3. What is the return policy?
Sketchy companies have sketchy return policies. They might dance around their return policy with vague language like "if you're not satisfied, let us know" or they may make no reference to their return policy at all. When I shop online I look for a clear return policy. Can I return the product for any reason? What condition must the product be in for it to be accepted as a return or exchange? How long do I have to return it? Where do I send the return?
That last question is especially important. Remember what I said about overseas companies? If you're going to be on the hook for return shipping overseas you'll likely find the shipping costs are so outrageously expensive that it's not even worth the cost to return it. These companies know this and that's how they avoid ever having to issue a refund.
4. Beware of supply chains!
"Supply chain" is just a fancy way of saying who's involved in getting the product from the assembly line to you. When you walk into a store like Bed Bath and Beyond and you buy a Cuisinart food processor, you can be sure Bed Bath and Beyond got that food processor from Cuisinart. You might be thinking "duh, of course they did!" but I'm making this point because with e-commerce, sometimes things aren't what they appear to be.
When you deal with online "marketplace" retailers like eBay or Amazon, you don't really know who's in the supply chain. For example, just because someone says a shoe is a Birkenstock shoe doesn't mean that's what it actually is. If Bed Bath and Beyond sold you a counterfeit Cuisinart in one of their stores they'd be in all sorts of liability trouble and they'd be on the hook. If that fake food processor started a kitchen fire you could sue them. If Cuisinart caught them selling fakes of their product they could sue them. For these reasons a store like Bed Bath and Beyond has plenty of incentive to make sure they are selling exactly what they say they are selling. Online marketplaces like eBay and Amazon are another story, and thus far they've been able to avoid being held liable for selling counterfeit goods.
This would be annoying if you ended up with a product that's just junky and not as described, but it's downright dangerous if you're buying something like eyewear, cosmetics, toys for your kids, electronics or even toys for adults. Buying directly from brand websites, such as ours, or major retailers who source their products directly from the brands, is a good way to ensure that you'll always get exactly what was advertised.

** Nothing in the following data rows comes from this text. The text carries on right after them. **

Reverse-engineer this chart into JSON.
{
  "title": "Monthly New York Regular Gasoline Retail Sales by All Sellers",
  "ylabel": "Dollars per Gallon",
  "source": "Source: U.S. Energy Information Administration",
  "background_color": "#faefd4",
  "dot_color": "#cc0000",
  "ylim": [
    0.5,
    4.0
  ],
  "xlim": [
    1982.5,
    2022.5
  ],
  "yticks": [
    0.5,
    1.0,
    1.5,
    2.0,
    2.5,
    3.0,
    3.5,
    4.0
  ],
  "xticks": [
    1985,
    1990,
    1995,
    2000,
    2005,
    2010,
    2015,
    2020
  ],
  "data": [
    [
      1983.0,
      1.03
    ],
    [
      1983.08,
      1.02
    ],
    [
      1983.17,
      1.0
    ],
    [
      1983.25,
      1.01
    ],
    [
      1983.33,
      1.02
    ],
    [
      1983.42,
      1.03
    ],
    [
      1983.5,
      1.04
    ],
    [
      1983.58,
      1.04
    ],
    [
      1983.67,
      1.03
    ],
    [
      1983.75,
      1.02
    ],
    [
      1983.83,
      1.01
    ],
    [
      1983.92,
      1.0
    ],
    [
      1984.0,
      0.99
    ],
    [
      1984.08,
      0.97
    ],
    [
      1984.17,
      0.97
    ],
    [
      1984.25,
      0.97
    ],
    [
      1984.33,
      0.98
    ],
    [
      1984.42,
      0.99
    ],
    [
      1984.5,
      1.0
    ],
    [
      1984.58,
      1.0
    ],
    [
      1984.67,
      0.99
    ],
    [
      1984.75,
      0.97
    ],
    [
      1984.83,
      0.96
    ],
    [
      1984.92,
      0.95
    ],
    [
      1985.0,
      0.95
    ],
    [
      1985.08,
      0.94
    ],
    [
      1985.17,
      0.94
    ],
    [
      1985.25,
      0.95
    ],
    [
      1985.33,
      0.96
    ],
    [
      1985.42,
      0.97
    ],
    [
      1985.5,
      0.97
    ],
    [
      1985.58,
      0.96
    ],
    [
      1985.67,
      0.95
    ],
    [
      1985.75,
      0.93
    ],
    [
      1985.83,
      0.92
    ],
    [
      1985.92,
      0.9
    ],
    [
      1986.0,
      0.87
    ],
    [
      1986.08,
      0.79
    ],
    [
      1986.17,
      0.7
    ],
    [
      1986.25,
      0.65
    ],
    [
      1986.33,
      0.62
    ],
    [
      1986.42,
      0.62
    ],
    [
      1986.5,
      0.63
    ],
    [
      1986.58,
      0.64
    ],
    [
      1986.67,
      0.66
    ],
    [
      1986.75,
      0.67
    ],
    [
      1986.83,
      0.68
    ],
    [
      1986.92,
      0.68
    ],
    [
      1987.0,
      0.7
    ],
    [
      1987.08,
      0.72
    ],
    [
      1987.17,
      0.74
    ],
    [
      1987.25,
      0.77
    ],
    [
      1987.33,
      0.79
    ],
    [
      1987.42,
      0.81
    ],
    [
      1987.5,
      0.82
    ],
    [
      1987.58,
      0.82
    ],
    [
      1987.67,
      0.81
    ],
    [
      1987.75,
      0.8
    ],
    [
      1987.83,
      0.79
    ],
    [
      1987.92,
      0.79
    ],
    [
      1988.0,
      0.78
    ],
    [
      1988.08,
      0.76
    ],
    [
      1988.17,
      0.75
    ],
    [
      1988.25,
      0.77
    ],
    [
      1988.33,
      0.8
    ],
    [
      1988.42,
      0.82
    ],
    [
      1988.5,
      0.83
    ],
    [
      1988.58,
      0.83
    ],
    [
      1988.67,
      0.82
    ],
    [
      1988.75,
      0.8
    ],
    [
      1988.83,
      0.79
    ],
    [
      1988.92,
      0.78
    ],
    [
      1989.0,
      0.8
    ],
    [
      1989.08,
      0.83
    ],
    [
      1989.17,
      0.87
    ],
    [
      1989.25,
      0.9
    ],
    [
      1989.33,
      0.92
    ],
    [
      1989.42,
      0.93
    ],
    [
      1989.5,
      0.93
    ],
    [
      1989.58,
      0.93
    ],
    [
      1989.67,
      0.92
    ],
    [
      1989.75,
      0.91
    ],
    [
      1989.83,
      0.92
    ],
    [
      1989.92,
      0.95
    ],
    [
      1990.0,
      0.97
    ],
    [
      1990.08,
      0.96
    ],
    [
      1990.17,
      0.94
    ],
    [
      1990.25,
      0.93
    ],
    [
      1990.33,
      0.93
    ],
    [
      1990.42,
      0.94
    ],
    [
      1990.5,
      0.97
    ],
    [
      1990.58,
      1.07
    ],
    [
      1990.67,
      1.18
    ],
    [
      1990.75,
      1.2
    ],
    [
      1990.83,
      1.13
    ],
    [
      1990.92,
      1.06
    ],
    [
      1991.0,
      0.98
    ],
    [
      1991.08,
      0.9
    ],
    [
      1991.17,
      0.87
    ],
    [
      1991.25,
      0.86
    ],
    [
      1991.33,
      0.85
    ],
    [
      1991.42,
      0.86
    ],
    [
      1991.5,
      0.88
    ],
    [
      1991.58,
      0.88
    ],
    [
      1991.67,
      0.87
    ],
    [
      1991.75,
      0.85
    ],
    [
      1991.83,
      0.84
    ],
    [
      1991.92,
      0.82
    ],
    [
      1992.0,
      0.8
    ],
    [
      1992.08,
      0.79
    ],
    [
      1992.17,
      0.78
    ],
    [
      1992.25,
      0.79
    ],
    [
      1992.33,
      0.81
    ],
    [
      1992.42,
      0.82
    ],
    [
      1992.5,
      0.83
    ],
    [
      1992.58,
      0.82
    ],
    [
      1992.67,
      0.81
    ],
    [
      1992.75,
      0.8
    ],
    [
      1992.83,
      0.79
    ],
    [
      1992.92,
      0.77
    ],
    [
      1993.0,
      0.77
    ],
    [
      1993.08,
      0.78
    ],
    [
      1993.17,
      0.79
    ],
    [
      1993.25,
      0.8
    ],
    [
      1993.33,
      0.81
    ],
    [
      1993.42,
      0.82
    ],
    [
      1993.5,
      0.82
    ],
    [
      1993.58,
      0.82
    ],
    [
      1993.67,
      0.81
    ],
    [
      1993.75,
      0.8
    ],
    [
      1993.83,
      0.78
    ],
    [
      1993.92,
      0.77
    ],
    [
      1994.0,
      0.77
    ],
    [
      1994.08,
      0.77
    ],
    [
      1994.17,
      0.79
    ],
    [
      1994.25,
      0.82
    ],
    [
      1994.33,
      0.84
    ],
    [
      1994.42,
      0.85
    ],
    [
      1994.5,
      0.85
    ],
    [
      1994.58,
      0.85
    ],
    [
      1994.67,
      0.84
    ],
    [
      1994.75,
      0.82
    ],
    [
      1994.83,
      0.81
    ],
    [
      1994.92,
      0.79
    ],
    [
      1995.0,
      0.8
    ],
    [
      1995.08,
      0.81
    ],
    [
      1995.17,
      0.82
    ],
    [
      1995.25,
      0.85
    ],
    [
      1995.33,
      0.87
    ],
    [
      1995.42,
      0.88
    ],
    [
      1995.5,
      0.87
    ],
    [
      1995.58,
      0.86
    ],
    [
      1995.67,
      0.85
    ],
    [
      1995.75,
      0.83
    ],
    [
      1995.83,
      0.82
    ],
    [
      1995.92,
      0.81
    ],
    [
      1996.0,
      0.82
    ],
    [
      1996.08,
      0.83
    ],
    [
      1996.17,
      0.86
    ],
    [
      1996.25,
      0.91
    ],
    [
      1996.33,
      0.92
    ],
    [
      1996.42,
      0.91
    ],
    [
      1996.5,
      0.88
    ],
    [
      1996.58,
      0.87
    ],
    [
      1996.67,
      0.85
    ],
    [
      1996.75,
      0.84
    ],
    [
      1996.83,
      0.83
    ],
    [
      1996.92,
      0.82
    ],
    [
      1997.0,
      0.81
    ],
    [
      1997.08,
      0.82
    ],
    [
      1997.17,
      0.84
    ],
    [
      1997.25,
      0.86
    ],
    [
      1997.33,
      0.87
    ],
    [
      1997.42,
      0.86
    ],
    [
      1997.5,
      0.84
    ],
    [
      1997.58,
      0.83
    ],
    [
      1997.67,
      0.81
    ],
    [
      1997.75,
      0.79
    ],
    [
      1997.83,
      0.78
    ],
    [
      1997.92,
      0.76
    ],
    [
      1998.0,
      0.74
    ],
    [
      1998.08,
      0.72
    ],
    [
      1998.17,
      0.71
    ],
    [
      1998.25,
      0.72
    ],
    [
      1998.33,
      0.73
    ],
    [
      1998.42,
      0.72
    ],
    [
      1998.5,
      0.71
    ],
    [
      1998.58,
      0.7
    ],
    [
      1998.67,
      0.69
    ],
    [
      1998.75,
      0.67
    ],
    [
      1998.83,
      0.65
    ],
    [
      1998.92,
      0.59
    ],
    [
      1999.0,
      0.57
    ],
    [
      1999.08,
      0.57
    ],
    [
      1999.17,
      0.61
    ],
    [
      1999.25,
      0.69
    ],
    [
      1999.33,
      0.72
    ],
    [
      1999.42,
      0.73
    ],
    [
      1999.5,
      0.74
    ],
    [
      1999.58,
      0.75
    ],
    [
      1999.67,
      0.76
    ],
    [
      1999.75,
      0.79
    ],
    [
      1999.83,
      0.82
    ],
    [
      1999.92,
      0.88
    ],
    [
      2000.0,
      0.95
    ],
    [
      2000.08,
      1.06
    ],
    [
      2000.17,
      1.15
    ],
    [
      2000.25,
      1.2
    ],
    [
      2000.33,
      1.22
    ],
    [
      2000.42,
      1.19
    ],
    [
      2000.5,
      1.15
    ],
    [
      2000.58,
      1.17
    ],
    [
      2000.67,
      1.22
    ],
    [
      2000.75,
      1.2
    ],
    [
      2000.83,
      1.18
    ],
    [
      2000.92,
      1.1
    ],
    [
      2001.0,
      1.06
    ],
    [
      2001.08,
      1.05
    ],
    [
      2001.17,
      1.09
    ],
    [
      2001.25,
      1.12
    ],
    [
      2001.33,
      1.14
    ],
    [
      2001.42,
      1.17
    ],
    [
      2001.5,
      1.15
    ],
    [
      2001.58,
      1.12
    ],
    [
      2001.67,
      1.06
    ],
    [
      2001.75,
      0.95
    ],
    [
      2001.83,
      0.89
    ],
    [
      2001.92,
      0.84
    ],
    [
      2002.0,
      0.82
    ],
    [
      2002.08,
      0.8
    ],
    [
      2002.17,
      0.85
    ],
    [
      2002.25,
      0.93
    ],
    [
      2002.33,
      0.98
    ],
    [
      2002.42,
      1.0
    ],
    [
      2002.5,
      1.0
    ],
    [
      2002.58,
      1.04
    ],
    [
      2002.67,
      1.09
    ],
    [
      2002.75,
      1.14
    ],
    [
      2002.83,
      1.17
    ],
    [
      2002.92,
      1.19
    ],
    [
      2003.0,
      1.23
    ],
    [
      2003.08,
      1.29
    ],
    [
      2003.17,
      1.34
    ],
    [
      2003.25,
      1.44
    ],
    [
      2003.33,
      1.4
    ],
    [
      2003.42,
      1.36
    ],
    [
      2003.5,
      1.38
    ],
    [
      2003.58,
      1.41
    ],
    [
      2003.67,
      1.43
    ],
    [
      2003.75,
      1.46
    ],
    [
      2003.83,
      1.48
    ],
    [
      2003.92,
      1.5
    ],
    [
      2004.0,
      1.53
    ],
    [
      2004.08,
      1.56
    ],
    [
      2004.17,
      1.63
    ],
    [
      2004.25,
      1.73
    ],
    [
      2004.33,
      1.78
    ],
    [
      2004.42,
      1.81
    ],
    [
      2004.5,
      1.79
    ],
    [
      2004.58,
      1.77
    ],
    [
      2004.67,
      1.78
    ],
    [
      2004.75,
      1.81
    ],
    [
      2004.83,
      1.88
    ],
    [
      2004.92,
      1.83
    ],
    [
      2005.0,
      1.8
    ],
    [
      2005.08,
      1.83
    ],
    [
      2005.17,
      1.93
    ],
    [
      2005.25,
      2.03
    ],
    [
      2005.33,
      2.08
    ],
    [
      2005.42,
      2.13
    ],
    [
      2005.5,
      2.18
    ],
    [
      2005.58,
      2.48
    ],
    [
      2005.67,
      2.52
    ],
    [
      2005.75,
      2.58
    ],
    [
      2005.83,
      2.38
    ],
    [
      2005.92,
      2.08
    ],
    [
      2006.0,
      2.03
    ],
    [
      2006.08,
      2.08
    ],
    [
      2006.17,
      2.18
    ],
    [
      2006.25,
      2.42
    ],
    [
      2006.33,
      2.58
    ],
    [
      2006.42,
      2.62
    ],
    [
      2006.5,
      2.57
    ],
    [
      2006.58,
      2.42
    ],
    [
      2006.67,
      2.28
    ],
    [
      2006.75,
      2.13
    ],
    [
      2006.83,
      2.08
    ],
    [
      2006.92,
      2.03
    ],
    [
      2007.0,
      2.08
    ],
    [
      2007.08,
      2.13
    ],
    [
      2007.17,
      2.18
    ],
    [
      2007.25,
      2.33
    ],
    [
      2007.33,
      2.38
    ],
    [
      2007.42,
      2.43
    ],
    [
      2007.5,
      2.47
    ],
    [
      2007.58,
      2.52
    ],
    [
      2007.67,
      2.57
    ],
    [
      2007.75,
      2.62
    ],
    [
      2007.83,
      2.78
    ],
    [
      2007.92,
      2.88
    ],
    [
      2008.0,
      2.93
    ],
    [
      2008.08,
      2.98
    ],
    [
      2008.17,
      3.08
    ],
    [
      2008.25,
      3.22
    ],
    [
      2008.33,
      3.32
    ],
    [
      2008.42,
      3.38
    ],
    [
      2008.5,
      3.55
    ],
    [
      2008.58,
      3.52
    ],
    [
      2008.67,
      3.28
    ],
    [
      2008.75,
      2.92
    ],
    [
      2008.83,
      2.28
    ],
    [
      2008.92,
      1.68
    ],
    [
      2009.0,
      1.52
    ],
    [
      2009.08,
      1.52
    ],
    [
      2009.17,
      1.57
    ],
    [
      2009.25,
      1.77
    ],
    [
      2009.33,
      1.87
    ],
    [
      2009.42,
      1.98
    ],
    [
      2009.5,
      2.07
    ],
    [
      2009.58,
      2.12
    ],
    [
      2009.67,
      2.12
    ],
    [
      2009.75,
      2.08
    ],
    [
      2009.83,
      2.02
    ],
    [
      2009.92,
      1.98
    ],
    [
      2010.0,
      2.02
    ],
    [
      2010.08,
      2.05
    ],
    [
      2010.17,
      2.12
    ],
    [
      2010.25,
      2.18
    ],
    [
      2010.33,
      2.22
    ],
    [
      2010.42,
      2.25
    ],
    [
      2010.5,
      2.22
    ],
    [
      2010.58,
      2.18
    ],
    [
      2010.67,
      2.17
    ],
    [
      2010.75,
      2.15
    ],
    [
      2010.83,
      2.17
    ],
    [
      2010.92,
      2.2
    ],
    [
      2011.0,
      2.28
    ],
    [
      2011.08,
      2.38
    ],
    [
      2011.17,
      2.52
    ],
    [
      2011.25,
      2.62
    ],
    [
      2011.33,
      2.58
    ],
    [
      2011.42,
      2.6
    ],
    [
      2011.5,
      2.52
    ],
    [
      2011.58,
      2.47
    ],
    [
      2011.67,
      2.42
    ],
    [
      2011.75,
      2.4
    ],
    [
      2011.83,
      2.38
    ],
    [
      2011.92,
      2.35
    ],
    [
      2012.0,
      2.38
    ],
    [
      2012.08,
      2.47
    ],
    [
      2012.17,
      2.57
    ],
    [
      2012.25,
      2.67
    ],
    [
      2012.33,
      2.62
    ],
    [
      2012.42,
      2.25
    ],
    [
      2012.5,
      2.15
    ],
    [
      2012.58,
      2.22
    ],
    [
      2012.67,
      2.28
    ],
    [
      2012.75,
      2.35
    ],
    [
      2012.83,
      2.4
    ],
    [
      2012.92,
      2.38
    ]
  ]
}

It can be tempting in 2018 to just assume that because the U.S. has relatively comprehensive consumer protections in place that every other country has similar protections in place, or that those protections apply to all products that ship into the U.S. from overseas. The unfortunate reality is that they don't. This isn't to say that the ONLY trustworthy consumer products and/or e-commerce businesses come from and/or are based in the U.S. Sometimes there are disreputable U.S.-based e-commerce companies, and there are certainly LOTS of legitimate retailers selling high-quality goods all around the world. But with the good of a globalized economy: innovation, lower prices, and economic growth for developing nations — comes the bad: inferior quality, unsafe manufacturing practices using hazardous materials, and shady business practices, and it's up to all of us as consumers to use critical thinking and practice good judgment before handing over our hard-earned money and risk getting burned by unscrupulous scammers.
That's it for this week; shop safe & smart out there, and have a great weekend!